Reputation: 25
I am reading a file that has hundreds of numbers (which are repeated) from 1 to 1000. I wanted to create a list of all the unique numbers in the file. The way I am doing it (see the attached code), any number after 9, i.e. 10 and above are being ignored and therefore not stored in the list.
TID = 0
items = []
f = open(dataset_name, 'r', encoding="utf8")
for row in f:
TID = TID + 1
for item in row:
if item not in items:
items.append(item)
Upvotes: 0
Views: 49
Reputation: 6291
As others have said, the for item in row:
loop is causing your code to look at individual characyers, not each line as a number.
For data this small, a simple solution is to read all of the data at once, i.e.
With open('jutska.txt', 'r', encoding="utf8") as f:
itemlist = f.read().split()
TID = len(itemlist)
items = set(int(item) for item in itemlist)
If you didn't need the count of lines (TID
), you could use
With open('jutska.txt', 'r', encoding="utf8") as f:
items = set(int(item) for item in f.read().split())
Upvotes: 1
Reputation: 1944
I believe you have one iterator too many: row
is a line in the file, and
for item in row:
will iterate over the characters in the line.
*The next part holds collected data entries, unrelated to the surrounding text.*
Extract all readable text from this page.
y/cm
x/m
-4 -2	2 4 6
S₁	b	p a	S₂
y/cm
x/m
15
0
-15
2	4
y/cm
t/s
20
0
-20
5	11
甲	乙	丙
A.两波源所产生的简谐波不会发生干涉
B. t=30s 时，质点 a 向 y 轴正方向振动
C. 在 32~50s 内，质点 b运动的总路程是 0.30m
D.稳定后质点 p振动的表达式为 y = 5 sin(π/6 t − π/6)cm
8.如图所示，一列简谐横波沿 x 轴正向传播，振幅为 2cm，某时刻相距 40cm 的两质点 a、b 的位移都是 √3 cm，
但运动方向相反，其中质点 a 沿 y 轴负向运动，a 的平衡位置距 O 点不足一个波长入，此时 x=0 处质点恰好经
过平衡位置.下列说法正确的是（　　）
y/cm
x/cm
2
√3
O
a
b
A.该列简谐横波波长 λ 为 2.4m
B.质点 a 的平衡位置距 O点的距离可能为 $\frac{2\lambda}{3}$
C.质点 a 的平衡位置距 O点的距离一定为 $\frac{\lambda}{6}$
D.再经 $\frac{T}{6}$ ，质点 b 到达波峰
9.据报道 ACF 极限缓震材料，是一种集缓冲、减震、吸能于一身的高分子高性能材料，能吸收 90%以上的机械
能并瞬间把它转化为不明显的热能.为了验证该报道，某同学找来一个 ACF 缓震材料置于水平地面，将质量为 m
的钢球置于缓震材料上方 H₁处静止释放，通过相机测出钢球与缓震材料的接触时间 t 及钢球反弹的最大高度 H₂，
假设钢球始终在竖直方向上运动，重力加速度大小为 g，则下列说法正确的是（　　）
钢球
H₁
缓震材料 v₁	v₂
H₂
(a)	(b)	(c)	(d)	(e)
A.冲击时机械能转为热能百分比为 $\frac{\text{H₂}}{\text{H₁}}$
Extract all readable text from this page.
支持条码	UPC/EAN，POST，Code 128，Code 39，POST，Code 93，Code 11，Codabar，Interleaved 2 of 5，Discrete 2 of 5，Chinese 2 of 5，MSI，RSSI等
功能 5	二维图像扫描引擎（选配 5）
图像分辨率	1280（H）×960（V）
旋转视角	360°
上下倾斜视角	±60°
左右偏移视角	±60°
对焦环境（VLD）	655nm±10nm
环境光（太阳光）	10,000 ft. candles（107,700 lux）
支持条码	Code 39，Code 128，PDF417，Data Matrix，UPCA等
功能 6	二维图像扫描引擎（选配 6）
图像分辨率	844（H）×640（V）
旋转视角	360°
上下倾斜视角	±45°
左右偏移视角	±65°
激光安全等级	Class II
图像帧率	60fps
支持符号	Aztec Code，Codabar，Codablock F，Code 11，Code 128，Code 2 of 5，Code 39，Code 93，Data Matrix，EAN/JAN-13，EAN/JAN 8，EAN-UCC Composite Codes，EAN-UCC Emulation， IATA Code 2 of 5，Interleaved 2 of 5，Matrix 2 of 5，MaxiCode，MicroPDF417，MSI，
Also Python has set data structure for this purpose, I believe you can do this:
TID = 0
items = set()
f = open('jutska.txt', 'r', encoding="utf8")
for row in f:
TID = TID + 1
items.add(row.strip())
Note the use of strip
to get rid of the newline at the end, and conversion to int
.
Upvotes: 0
Reputation: 3082
Aren't you iterating over each digit in any number, which are still strings when you read them? So relevant part should be
seen = []
...
for line in f:
if line not in seen:
seen.append(line)
There are better data structures you can use for checking if an item has been seen though, but in this case it shouldn't matter.
Upvotes: 1